South Korea's Finance Minister, Yoo Il-ho, has said preparations must be made to respond to the increasing geopolitical tension, including the possibility of spikes in financial market volatility due to North Korea's nuclear test.
"We must prepare to respond to change in market conditions with greater alertness than ever before," Il-ho told Reuters.
Meanwhile, President Geun-hye has described the atomic test as an act of "fanatic recklessness".
While China's Foreign Ministry has said it "resolutely opposes" North Korea's nuclear test, its official Xinhua news agency has urged for restraint among the international community. Describing the test as "not wise", it also condemned the South's decision to deploy an advanced US anti-missile system in the region.
Foreign Ministry spokeswoman Hua Chunying said that China would be lodging a diplomatic protest with the North Korean embassy.
Japan's Defence Minister, Tomomi Inada, has expressed concern over the grave threat to Japan based on the North's nuclear test. He has also said that, based on the magnitude of the tremor caused by the test, Japan does not believe it was a test of a hydrogen device.

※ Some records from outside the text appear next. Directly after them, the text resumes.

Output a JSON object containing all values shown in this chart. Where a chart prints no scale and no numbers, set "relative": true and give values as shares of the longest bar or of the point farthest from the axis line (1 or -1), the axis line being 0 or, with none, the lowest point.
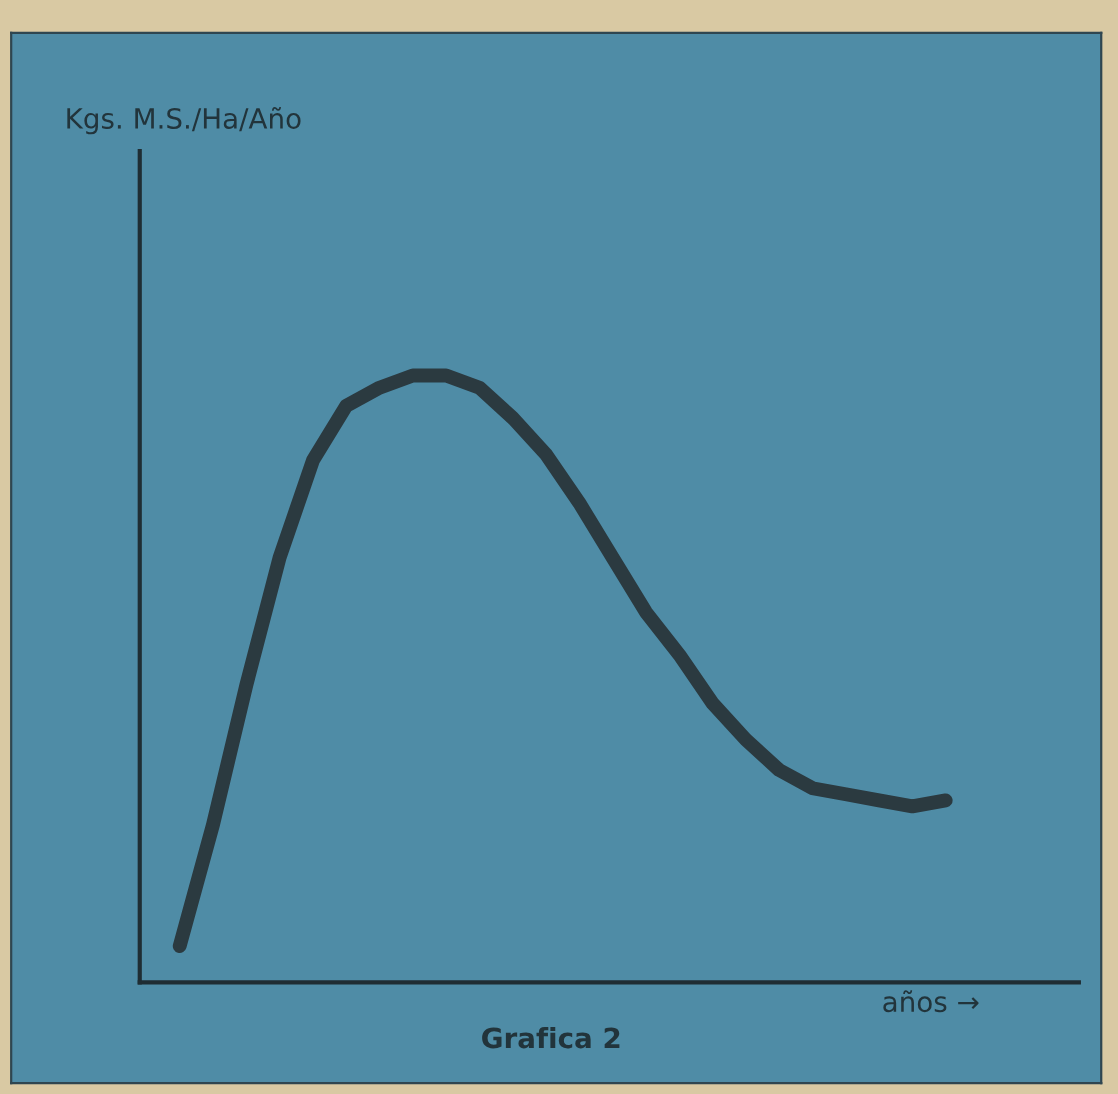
{
  "chart_data": {
    "type": "line",
    "relative": true,
    "title": "Grafica 2",
    "annotations": [
      "Kgs. M.S./Ha/Año"
    ],
    "xlabel": "años →",
    "categories": [
      null,
      null,
      null,
      null,
      null,
      null,
      null,
      null,
      null,
      null,
      null,
      null,
      null,
      null,
      null,
      null,
      null,
      null,
      null,
      null,
      null,
      null,
      null,
      null
    ],
    "series": [
      {
        "color": "#2b3a40",
        "values": [
          0.06,
          0.26,
          0.49,
          0.7,
          0.86,
          0.95,
          0.98,
          1.0,
          1.0,
          0.98,
          0.93,
          0.87,
          0.79,
          0.7,
          0.61,
          0.54,
          0.46,
          0.4,
          0.35,
          0.32,
          0.31,
          0.3,
          0.29,
          0.3
        ]
      }
    ],
    "legend": false,
    "tick_labels": false
  }
}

Inada said: "Considering that North Korea has developed missile technologies capable of delivering weapons of mass destruction, [the latest nuclear test] is a grave threat to the national security of Japan as well as the peace and security of north east Asia and the international community. We absolutely cannot accept it."
Foreign Secretary Boris Johnson has described the nuclear test as "needless provocation".
Russia's Foreign Minister, Sergei Lavrov, held a joint press conference with US Secretary of State John Kerry, during which he said: "I'm very much concerned and the resolution of the Security Council must be implemented and we must send this message very strongly."